On July 6 court in Georgia’s Black Sea town of Batumi found nine men, including three Russian citizens, guilty of espionage against Georgia and sentenced them to lengthy prison terms. Two Russian citizens and four Georgians were sentenced to eleven years in prison; one Georgian citizen was jailed for 13 years and six months and one Georgian and one Russian citizen, Yuri Skrilnikov, were sentenced to 14 years in jail.
All of them, except of Skrilnikov, were arrested last autumn as part of, what the Georgian Interior Ministry said, was undercover operation against the Russian spy network.

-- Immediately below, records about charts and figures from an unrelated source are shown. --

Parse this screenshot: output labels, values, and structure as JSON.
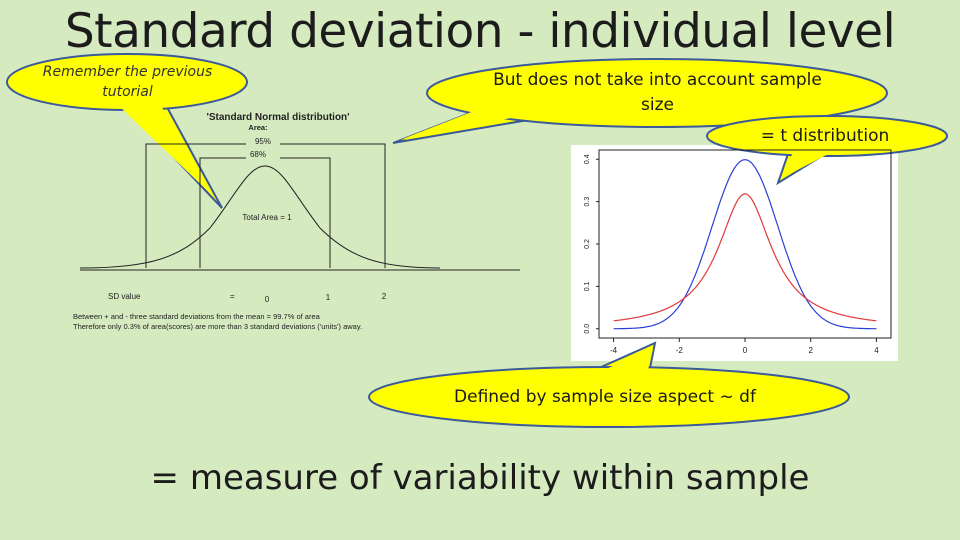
{
  "title": "Standard deviation - individual level",
  "bottom_statement": "= measure of variability within sample",
  "callouts": {
    "remember": "Remember the previous tutorial",
    "sample_size": "But does not take into account sample size",
    "t_distribution": "= t distribution",
    "defined_by": "Defined by sample size aspect ~ df"
  },
  "normal_figure": {
    "title": "'Standard Normal distribution'",
    "area_label": "Area:",
    "pct_95": "95%",
    "pct_68": "68%",
    "total_area": "Total Area = 1",
    "sd_label": "SD value",
    "eq_sign": "=",
    "sd_ticks": [
      "0",
      "1",
      "2"
    ],
    "note_line1": "Between + and - three standard deviations from the mean = 99.7% of area",
    "note_line2": "Therefore only 0.3% of area(scores) are more than 3 standard deviations ('units') away."
  },
  "t_plot": {
    "y_ticks": [
      "0.0",
      "0.1",
      "0.2",
      "0.3",
      "0.4"
    ],
    "x_ticks": [
      "-4",
      "-2",
      "0",
      "2",
      "4"
    ],
    "series_colors": {
      "normal": "#2a3fd6",
      "t": "#e03a3a"
    }
  },
  "colors": {
    "background": "#d6eac0",
    "callout_fill": "#ffff00",
    "callout_stroke": "#3b5a9a"
  }
}
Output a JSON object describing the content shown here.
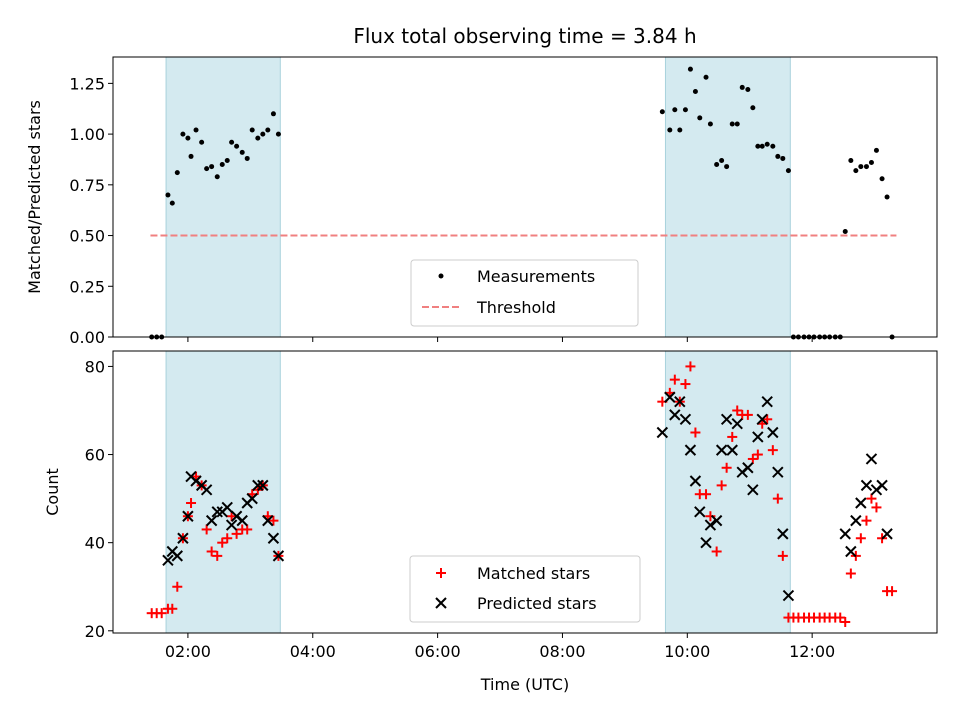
{
  "chart_data": [
    {
      "type": "scatter",
      "title": "Flux total observing time = 3.84 h",
      "xlabel": "",
      "ylabel": "Matched/Predicted stars",
      "xlim": [
        0.8,
        14.0
      ],
      "ylim": [
        0,
        1.38
      ],
      "yticks": [
        0,
        0.25,
        0.5,
        0.75,
        1.0,
        1.25
      ],
      "ytick_labels": [
        "0.00",
        "0.25",
        "0.50",
        "0.75",
        "1.00",
        "1.25"
      ],
      "legend_position": "lower-center",
      "shaded_intervals": [
        [
          1.65,
          3.48
        ],
        [
          9.65,
          11.65
        ]
      ],
      "shade_color": "#d4eaf0",
      "series": [
        {
          "name": "Measurements",
          "marker": "dot",
          "color": "#000000",
          "points": [
            [
              1.42,
              0
            ],
            [
              1.5,
              0
            ],
            [
              1.58,
              0
            ],
            [
              1.68,
              0.7
            ],
            [
              1.75,
              0.66
            ],
            [
              1.83,
              0.81
            ],
            [
              1.92,
              1.0
            ],
            [
              2.0,
              0.98
            ],
            [
              2.05,
              0.89
            ],
            [
              2.13,
              1.02
            ],
            [
              2.22,
              0.96
            ],
            [
              2.3,
              0.83
            ],
            [
              2.38,
              0.84
            ],
            [
              2.47,
              0.79
            ],
            [
              2.55,
              0.85
            ],
            [
              2.63,
              0.87
            ],
            [
              2.7,
              0.96
            ],
            [
              2.78,
              0.94
            ],
            [
              2.87,
              0.91
            ],
            [
              2.95,
              0.88
            ],
            [
              3.03,
              1.02
            ],
            [
              3.12,
              0.98
            ],
            [
              3.2,
              1.0
            ],
            [
              3.28,
              1.02
            ],
            [
              3.37,
              1.1
            ],
            [
              3.45,
              1.0
            ],
            [
              9.6,
              1.11
            ],
            [
              9.72,
              1.02
            ],
            [
              9.8,
              1.12
            ],
            [
              9.88,
              1.02
            ],
            [
              9.97,
              1.12
            ],
            [
              10.05,
              1.32
            ],
            [
              10.13,
              1.21
            ],
            [
              10.2,
              1.08
            ],
            [
              10.3,
              1.28
            ],
            [
              10.37,
              1.05
            ],
            [
              10.47,
              0.85
            ],
            [
              10.55,
              0.87
            ],
            [
              10.63,
              0.84
            ],
            [
              10.72,
              1.05
            ],
            [
              10.8,
              1.05
            ],
            [
              10.88,
              1.23
            ],
            [
              10.97,
              1.22
            ],
            [
              11.05,
              1.13
            ],
            [
              11.13,
              0.94
            ],
            [
              11.2,
              0.94
            ],
            [
              11.28,
              0.95
            ],
            [
              11.37,
              0.94
            ],
            [
              11.45,
              0.89
            ],
            [
              11.53,
              0.88
            ],
            [
              11.62,
              0.82
            ],
            [
              11.7,
              0
            ],
            [
              11.78,
              0
            ],
            [
              11.87,
              0
            ],
            [
              11.95,
              0
            ],
            [
              12.03,
              0
            ],
            [
              12.12,
              0
            ],
            [
              12.2,
              0
            ],
            [
              12.28,
              0
            ],
            [
              12.37,
              0
            ],
            [
              12.45,
              0
            ],
            [
              12.53,
              0.52
            ],
            [
              12.62,
              0.87
            ],
            [
              12.7,
              0.82
            ],
            [
              12.78,
              0.84
            ],
            [
              12.87,
              0.84
            ],
            [
              12.95,
              0.86
            ],
            [
              13.03,
              0.92
            ],
            [
              13.12,
              0.78
            ],
            [
              13.2,
              0.69
            ],
            [
              13.28,
              0
            ]
          ]
        },
        {
          "name": "Threshold",
          "style": "dashed",
          "color": "#f08080",
          "points": [
            [
              1.4,
              0.5
            ],
            [
              13.35,
              0.5
            ]
          ]
        }
      ]
    },
    {
      "type": "scatter",
      "title": "",
      "xlabel": "Time (UTC)",
      "ylabel": "Count",
      "xlim": [
        0.8,
        14.0
      ],
      "ylim": [
        19.5,
        83.5
      ],
      "xticks": [
        2,
        4,
        6,
        8,
        10,
        12
      ],
      "xtick_labels": [
        "02:00",
        "04:00",
        "06:00",
        "08:00",
        "10:00",
        "12:00"
      ],
      "yticks": [
        20,
        40,
        60,
        80
      ],
      "ytick_labels": [
        "20",
        "40",
        "60",
        "80"
      ],
      "legend_position": "lower-center",
      "shaded_intervals": [
        [
          1.65,
          3.48
        ],
        [
          9.65,
          11.65
        ]
      ],
      "shade_color": "#d4eaf0",
      "series": [
        {
          "name": "Matched stars",
          "marker": "plus",
          "color": "#ff0000",
          "points": [
            [
              1.42,
              24
            ],
            [
              1.5,
              24
            ],
            [
              1.58,
              24
            ],
            [
              1.68,
              25
            ],
            [
              1.75,
              25
            ],
            [
              1.83,
              30
            ],
            [
              1.92,
              41
            ],
            [
              2.0,
              46
            ],
            [
              2.05,
              49
            ],
            [
              2.13,
              55
            ],
            [
              2.22,
              53
            ],
            [
              2.3,
              43
            ],
            [
              2.38,
              38
            ],
            [
              2.47,
              37
            ],
            [
              2.55,
              40
            ],
            [
              2.63,
              41
            ],
            [
              2.7,
              46
            ],
            [
              2.78,
              42
            ],
            [
              2.87,
              43
            ],
            [
              2.95,
              43
            ],
            [
              3.03,
              51
            ],
            [
              3.12,
              52
            ],
            [
              3.2,
              53
            ],
            [
              3.28,
              46
            ],
            [
              3.37,
              45
            ],
            [
              3.45,
              37
            ],
            [
              9.6,
              72
            ],
            [
              9.72,
              74
            ],
            [
              9.8,
              77
            ],
            [
              9.88,
              72
            ],
            [
              9.97,
              76
            ],
            [
              10.05,
              80
            ],
            [
              10.13,
              65
            ],
            [
              10.2,
              51
            ],
            [
              10.3,
              51
            ],
            [
              10.37,
              46
            ],
            [
              10.47,
              38
            ],
            [
              10.55,
              53
            ],
            [
              10.63,
              57
            ],
            [
              10.72,
              64
            ],
            [
              10.8,
              70
            ],
            [
              10.88,
              69
            ],
            [
              10.97,
              69
            ],
            [
              11.05,
              59
            ],
            [
              11.13,
              60
            ],
            [
              11.2,
              67
            ],
            [
              11.28,
              68
            ],
            [
              11.37,
              61
            ],
            [
              11.45,
              50
            ],
            [
              11.53,
              37
            ],
            [
              11.62,
              23
            ],
            [
              11.7,
              23
            ],
            [
              11.78,
              23
            ],
            [
              11.87,
              23
            ],
            [
              11.95,
              23
            ],
            [
              12.03,
              23
            ],
            [
              12.12,
              23
            ],
            [
              12.2,
              23
            ],
            [
              12.28,
              23
            ],
            [
              12.37,
              23
            ],
            [
              12.45,
              23
            ],
            [
              12.53,
              22
            ],
            [
              12.62,
              33
            ],
            [
              12.7,
              37
            ],
            [
              12.78,
              41
            ],
            [
              12.87,
              45
            ],
            [
              12.95,
              50
            ],
            [
              13.03,
              48
            ],
            [
              13.12,
              41
            ],
            [
              13.2,
              29
            ],
            [
              13.28,
              29
            ]
          ]
        },
        {
          "name": "Predicted stars",
          "marker": "x",
          "color": "#000000",
          "points": [
            [
              1.68,
              36
            ],
            [
              1.75,
              38
            ],
            [
              1.83,
              37
            ],
            [
              1.92,
              41
            ],
            [
              2.0,
              46
            ],
            [
              2.05,
              55
            ],
            [
              2.13,
              54
            ],
            [
              2.22,
              53
            ],
            [
              2.3,
              52
            ],
            [
              2.38,
              45
            ],
            [
              2.47,
              47
            ],
            [
              2.55,
              47
            ],
            [
              2.63,
              48
            ],
            [
              2.7,
              44
            ],
            [
              2.78,
              46
            ],
            [
              2.87,
              45
            ],
            [
              2.95,
              49
            ],
            [
              3.03,
              50
            ],
            [
              3.12,
              53
            ],
            [
              3.2,
              53
            ],
            [
              3.28,
              45
            ],
            [
              3.37,
              41
            ],
            [
              3.45,
              37
            ],
            [
              9.6,
              65
            ],
            [
              9.72,
              73
            ],
            [
              9.8,
              69
            ],
            [
              9.88,
              72
            ],
            [
              9.97,
              68
            ],
            [
              10.05,
              61
            ],
            [
              10.13,
              54
            ],
            [
              10.2,
              47
            ],
            [
              10.3,
              40
            ],
            [
              10.37,
              44
            ],
            [
              10.47,
              45
            ],
            [
              10.55,
              61
            ],
            [
              10.63,
              68
            ],
            [
              10.72,
              61
            ],
            [
              10.8,
              67
            ],
            [
              10.88,
              56
            ],
            [
              10.97,
              57
            ],
            [
              11.05,
              52
            ],
            [
              11.13,
              64
            ],
            [
              11.2,
              68
            ],
            [
              11.28,
              72
            ],
            [
              11.37,
              65
            ],
            [
              11.45,
              56
            ],
            [
              11.53,
              42
            ],
            [
              11.62,
              28
            ],
            [
              12.53,
              42
            ],
            [
              12.62,
              38
            ],
            [
              12.7,
              45
            ],
            [
              12.78,
              49
            ],
            [
              12.87,
              53
            ],
            [
              12.95,
              59
            ],
            [
              13.03,
              52
            ],
            [
              13.12,
              53
            ],
            [
              13.2,
              42
            ]
          ]
        }
      ]
    }
  ]
}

Skrilnikov was arrested in May, 2010 over separate charges, involving currency forgery; in that case he was found guilty by the court in Batumi in October, 2010 and sentenced to 18 years in prison. At the time the Russian Foreign Ministry condemned the verdict as "yet another provocation against the Russian citizen" who in the past served in now already closed down Russian military base in Batumi.
The court ruling in Batumi and Merabishvili’s remarks were made hours before police arrested five photojournalists in Tbilisi overnight on Thursday – one, working for The Associated Press, was released shortly after the noon on July 7 without being charged. Other four were charged with espionage, but the Interior Ministry has not released other details and lawyers declined to speak on details because cases have been classified as secret.